Attualmente possiamo contare circa 6000 lingue viventi.

Tutta la terra aveva una sola lingua e le stesse parole. Emigrando dall’oriente gli uomini capitarono in una pianura nel paese di Sennaar e vi si stabilirono. Si dissero l’un l’altro: “Venite, facciamoci mattoni e cuociamoli al fuoco”. Il mattone servì loro da pietra e il bitume da cemento. Poi dissero: “Venite, costruiamoci una città e una torre, la cui cima tocchi il cielo e facciamoci un nome, per non disperderci su tutta la terra”.
Ma il Signore scese a vedere la città e la torre che gli uomini stavano costruendo.
Il Signore disse: “Ecco, essi sono un solo popolo e hanno tutti una lingua sola; questo è l’inizio della loro opera e ora quanto avranno in progetto di fare non sarà loro impossibile.
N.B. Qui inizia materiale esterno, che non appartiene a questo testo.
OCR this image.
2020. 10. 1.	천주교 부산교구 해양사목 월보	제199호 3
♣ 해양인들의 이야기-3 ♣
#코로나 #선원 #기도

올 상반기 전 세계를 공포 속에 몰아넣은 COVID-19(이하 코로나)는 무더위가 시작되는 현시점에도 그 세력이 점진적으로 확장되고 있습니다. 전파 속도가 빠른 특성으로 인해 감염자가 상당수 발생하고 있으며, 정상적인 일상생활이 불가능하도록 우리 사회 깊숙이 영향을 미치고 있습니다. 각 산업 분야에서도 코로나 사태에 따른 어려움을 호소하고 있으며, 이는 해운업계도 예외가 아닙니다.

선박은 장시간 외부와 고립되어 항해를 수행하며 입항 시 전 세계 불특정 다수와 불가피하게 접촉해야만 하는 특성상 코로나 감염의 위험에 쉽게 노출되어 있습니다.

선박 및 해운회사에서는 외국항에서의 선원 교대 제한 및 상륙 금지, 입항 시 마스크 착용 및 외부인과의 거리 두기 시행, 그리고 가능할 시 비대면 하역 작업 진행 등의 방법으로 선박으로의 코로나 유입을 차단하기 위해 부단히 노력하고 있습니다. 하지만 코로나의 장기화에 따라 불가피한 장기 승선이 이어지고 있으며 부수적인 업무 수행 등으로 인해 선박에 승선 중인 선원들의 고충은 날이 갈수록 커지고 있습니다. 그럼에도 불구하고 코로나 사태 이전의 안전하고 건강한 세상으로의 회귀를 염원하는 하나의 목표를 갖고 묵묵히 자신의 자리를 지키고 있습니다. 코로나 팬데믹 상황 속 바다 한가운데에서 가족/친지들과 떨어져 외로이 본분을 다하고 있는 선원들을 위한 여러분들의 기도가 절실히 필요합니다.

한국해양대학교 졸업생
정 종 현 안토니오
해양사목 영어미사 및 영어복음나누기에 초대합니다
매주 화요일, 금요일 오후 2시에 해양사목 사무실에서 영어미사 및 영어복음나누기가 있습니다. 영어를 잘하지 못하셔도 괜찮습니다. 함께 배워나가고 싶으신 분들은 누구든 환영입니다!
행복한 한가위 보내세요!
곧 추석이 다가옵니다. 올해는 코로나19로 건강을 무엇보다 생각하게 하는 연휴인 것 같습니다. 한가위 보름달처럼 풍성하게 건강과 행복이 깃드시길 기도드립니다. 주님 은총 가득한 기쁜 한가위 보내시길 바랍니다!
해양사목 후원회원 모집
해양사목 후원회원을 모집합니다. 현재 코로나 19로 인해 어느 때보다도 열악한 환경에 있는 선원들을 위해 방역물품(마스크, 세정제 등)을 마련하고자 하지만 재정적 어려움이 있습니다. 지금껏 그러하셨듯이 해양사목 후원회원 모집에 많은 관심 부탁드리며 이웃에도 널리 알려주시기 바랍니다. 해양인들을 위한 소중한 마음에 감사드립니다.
Scendiamo dunque e confondiamo la loro lingua, perché non comprendano più l’uno la lingua dell’altro”. Il Signore li disperse di là su tutta la terra ed essi cessarono di costruire la città. Per questo la si chiamò Babele, perché là il Signore confuse la lingua di tutta la terra e di là il Signore li disperse su tutta la terra.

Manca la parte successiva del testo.